Sérgio Moro compara ataques de Bolsonaristas aos de Petistas

Da redação

Na ocasião, Moro relembrou sua atuação na Lava Jato

O ex-ministro da Justiça e Segurança Pública, Sérgio Moro, que é agora pré-candidato à presidência da República, visto como uma terceira via, pelo partido Podemos, se reuniu, no último sábado (20), com Danilo Gentili, por meio do Movimento Brasil Livre (MBL), no 6º Congresso Nacional, para uma entrevista em que falou de seus anseios para chegar à presidência. 

Na conversa, em um primeiro momento, Moro diz que não há arrependimentos em ter feito parte do governo de Jair Bolsonaro, relembrando sua caminhada como juiz da Lava Jato. “Eu não me arrependo. Eu fui juiz da Lava Jato, foi um caso muito difícil, muito desgaste, nós rompemos com a impunidade da grande corrupção e as coisas mudaram. Em 2018, nós tínhamos um momento de muita expectativa, o presidente eleito era uma pessoa controvertida, mas havia muita gente que achava que poderia dar certo, então havia uma chance das coisas darem certo”, disse.
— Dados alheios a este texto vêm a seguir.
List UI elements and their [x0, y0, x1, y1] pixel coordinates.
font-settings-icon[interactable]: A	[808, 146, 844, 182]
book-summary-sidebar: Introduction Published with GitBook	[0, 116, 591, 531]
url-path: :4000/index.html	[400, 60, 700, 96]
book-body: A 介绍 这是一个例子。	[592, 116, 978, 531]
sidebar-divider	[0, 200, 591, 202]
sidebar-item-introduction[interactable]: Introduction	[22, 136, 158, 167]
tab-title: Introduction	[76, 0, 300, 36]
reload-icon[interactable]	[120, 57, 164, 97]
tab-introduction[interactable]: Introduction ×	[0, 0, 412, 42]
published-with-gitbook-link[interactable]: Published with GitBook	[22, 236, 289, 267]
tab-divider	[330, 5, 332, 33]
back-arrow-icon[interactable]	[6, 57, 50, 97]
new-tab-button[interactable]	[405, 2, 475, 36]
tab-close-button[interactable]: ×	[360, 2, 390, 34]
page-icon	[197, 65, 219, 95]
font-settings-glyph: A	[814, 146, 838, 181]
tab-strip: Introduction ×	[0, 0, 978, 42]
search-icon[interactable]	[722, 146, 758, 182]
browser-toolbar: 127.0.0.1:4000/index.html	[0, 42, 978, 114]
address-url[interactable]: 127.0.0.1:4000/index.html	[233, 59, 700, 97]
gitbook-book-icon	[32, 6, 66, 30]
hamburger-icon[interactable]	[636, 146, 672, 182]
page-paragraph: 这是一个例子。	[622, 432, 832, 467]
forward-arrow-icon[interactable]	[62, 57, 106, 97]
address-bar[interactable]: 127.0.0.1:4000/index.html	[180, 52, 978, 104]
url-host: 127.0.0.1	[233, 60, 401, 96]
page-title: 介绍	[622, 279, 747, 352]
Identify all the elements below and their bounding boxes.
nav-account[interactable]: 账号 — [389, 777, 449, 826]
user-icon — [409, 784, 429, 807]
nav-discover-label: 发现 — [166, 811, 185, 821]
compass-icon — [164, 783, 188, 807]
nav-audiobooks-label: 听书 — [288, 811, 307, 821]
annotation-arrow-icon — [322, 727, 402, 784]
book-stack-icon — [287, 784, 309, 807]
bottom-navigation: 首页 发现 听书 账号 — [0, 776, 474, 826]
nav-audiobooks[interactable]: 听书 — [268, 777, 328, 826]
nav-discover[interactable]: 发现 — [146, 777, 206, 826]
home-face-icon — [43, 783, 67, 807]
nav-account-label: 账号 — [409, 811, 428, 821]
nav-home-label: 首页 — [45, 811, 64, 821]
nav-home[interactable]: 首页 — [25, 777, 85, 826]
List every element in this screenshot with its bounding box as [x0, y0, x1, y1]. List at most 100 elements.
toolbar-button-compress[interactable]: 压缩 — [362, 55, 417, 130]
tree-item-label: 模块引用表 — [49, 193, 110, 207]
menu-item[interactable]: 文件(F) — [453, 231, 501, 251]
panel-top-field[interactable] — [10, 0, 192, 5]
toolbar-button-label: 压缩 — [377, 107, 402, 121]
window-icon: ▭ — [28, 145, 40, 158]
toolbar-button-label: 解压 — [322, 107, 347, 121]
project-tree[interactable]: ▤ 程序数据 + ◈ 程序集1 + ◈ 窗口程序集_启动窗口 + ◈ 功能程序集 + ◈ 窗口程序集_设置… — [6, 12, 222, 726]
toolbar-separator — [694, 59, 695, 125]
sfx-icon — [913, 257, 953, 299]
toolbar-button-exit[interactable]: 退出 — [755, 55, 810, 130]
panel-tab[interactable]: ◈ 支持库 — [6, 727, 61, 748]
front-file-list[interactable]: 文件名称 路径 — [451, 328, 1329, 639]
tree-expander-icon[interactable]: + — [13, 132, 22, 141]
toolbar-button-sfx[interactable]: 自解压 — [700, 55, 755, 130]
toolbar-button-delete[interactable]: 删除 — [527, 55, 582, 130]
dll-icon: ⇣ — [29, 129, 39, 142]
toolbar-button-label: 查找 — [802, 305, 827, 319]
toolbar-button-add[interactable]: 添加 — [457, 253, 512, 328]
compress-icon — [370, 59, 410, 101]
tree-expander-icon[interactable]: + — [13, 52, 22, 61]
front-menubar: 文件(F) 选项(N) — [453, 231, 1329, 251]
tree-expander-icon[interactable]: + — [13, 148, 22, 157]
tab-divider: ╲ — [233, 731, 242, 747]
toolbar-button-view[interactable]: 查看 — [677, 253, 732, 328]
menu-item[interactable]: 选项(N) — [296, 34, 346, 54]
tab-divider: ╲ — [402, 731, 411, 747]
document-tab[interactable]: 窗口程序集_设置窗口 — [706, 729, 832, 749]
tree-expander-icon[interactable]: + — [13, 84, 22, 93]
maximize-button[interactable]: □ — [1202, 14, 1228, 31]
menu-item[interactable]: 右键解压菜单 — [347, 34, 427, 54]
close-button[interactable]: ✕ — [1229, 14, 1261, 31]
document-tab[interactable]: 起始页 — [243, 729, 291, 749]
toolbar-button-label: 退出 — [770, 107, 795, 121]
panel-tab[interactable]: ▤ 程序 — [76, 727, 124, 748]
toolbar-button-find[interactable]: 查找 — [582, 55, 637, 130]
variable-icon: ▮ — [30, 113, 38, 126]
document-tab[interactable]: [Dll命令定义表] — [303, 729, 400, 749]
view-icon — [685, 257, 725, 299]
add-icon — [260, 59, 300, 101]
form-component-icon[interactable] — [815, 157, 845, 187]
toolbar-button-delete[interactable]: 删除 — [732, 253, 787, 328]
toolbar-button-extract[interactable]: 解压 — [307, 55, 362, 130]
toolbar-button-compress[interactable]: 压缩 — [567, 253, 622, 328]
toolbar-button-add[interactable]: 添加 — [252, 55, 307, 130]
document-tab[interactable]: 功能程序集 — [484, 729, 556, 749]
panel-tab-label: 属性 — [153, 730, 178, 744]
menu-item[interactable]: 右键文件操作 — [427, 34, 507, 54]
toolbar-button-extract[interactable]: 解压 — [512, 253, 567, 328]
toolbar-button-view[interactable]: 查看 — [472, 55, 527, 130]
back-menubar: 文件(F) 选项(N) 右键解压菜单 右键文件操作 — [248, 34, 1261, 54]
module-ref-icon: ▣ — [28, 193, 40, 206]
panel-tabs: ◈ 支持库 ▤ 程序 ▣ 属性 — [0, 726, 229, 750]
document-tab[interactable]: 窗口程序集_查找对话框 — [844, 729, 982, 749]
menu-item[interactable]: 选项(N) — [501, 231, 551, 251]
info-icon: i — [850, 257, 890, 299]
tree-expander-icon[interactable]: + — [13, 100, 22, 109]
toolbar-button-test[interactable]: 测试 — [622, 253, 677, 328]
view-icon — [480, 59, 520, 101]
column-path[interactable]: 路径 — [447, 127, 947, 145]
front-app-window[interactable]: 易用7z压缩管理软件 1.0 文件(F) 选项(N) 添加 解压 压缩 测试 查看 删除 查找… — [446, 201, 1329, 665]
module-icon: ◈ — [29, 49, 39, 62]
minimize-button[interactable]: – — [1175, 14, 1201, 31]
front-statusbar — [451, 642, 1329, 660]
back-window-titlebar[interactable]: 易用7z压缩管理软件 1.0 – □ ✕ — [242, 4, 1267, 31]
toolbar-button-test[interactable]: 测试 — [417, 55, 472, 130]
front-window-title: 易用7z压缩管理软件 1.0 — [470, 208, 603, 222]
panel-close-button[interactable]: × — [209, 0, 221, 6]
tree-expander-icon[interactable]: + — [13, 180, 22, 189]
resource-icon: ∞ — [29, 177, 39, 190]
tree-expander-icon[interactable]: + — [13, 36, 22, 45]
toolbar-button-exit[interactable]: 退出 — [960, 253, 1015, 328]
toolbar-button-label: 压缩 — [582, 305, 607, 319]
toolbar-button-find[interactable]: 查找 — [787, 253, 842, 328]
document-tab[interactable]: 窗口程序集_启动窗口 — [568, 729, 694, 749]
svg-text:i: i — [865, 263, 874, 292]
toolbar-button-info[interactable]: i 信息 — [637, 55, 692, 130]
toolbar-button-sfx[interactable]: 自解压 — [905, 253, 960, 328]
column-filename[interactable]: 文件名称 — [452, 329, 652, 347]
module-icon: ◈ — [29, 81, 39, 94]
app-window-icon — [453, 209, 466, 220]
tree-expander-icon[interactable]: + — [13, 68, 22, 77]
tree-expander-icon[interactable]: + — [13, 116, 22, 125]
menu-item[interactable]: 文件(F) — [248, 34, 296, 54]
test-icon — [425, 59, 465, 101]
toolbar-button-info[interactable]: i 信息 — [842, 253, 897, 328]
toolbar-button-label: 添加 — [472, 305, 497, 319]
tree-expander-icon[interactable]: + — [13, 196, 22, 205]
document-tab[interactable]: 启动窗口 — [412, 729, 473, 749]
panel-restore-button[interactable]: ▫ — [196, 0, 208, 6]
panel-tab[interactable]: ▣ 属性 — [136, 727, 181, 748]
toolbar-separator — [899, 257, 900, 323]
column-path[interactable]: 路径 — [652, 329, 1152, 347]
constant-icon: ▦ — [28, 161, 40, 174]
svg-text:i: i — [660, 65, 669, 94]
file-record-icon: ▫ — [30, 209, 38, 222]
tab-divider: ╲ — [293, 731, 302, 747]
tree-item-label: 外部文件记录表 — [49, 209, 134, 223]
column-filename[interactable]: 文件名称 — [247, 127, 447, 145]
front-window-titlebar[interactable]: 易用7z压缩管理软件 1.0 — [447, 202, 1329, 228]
No entanto, com uma gestão turbulenta, Moro optou por sair do governo e recebeu críticas. Na entrevista com Gentili, o ex-ministro relembrou do episódio. “Quando eu saí, sofri muitos ataques, a gente sabe muito bem que quem contraria o governo sofre ataques iguais ao que sofria no governo do PT”, pontuou.

Diante dessas decisões, a mais recente, como citada anteriormente, foi lançar a pré-candidatura junto ao Podemos. Embora o veredito seja apoiado por muitos brasileiros, o encontro de Moro com o MBL não pegou bem, até mesmo na visão de incentivadores, que comentaram negativamente sobre o encontro. “Gosto de Moro, mas se misturar com MBL não da!”, “MBL? Fim de carreira!”, “Fica longe do MBL”, “Já começou enterrando a candidatura”, falaram seguidores de Sérgio Moro, em comentário nas redes.